Raghoebarsing benadrukte dat de geheimhouding goed is geregeld en dat geen enkele burger bang hoeft te zijn om persoonlijke informatie te verstrekken. “Iedereen die betrokken is bij de telling staat onder contract en heeft een eed van geheimhouding afgelegd. De Belastingdienst krijgt ook geen persoonlijke informatie over individuele inkomens”, zei de minister. Ook wordt de telling niet voor politieke doeleinden gebruikt.
Tijdens de behandeling ontstond er discussie over waarom Afro-Surinamers zijn verdeeld in drie categorieën (marron, creool en Afro-Surinamer). Diverse leden wilden weten waarom dit zo is en waarom niet één benaming voor de hele groep wordt gebruikt. Ook werd gevraagd om bij de Javanen die moslims zijn, onderscheid te maken tussen west-bidders en oost-bidders.

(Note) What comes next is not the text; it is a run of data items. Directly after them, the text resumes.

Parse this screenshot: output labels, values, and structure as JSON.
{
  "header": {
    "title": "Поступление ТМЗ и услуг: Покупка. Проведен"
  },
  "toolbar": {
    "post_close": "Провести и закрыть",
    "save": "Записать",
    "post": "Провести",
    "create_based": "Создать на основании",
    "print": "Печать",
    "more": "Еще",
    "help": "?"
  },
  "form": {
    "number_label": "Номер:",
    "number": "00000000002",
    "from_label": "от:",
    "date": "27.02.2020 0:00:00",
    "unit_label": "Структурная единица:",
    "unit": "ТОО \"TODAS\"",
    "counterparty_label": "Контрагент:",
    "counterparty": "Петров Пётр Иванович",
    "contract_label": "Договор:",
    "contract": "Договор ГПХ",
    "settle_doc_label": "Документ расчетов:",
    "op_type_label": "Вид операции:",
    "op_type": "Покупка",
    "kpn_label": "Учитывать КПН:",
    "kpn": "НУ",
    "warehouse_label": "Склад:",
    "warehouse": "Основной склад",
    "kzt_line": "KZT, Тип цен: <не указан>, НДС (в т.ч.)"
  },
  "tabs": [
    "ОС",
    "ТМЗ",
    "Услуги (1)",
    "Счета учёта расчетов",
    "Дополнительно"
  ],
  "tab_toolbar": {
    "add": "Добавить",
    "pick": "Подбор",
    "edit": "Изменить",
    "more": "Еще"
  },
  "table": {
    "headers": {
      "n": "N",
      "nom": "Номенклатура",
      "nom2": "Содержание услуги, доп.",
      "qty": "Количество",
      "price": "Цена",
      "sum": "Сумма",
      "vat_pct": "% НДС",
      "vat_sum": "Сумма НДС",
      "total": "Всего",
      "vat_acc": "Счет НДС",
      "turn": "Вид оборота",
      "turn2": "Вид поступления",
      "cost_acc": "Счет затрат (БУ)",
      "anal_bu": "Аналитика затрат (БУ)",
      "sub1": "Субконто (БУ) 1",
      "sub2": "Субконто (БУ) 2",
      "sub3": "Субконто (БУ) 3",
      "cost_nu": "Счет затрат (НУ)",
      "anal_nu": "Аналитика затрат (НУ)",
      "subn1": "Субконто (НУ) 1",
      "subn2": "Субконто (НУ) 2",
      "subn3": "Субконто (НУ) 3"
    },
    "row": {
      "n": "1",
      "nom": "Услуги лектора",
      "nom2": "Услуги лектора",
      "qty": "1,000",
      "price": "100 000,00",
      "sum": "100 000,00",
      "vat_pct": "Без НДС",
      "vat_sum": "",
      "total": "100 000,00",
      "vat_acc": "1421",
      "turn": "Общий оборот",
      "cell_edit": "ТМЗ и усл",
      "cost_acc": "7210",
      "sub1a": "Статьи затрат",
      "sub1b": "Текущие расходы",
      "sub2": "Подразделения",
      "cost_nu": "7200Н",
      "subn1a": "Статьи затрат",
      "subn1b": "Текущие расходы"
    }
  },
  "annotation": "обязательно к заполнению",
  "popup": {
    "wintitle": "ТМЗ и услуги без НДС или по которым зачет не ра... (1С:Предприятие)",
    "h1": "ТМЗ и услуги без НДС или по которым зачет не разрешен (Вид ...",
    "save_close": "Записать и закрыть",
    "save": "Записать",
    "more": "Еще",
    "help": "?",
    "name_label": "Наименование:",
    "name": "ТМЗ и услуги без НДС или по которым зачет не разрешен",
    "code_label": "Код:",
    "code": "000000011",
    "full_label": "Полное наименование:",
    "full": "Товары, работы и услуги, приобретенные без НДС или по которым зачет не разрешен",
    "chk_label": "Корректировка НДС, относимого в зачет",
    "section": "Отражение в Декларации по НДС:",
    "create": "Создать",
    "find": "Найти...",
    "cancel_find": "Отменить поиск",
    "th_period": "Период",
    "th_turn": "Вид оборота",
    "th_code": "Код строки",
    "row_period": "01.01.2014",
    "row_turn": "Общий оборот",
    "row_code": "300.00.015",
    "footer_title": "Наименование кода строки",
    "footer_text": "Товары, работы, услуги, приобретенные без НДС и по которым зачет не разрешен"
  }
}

De minister gaf aan dat de uiteindelijke lijst is samengesteld in overleg met de gemeenschap. Hij merkte op dat in de pilotfase niemand had gekozen voor de optie ‘Afro-Surinamer’. “De wens is eenheid onder de Afro-Surinamers. Het is een politieke wens waarbij we onze mening kunnen hebben, maar dat is niet de basis voor de census. De basis is beleid en wetenschap. Het allerbelangrijkste is dat wanneer de vraag wordt gesteld, de respondent zelf moet aangeven wat hij is”, sprak de bewindsman. Ook bij religie bestaat de mogelijkheid voor respondenten om zelf aan te geven tot welke groep ze behoren, en elke specificatie die wordt doorgegeven, zal worden genoteerd.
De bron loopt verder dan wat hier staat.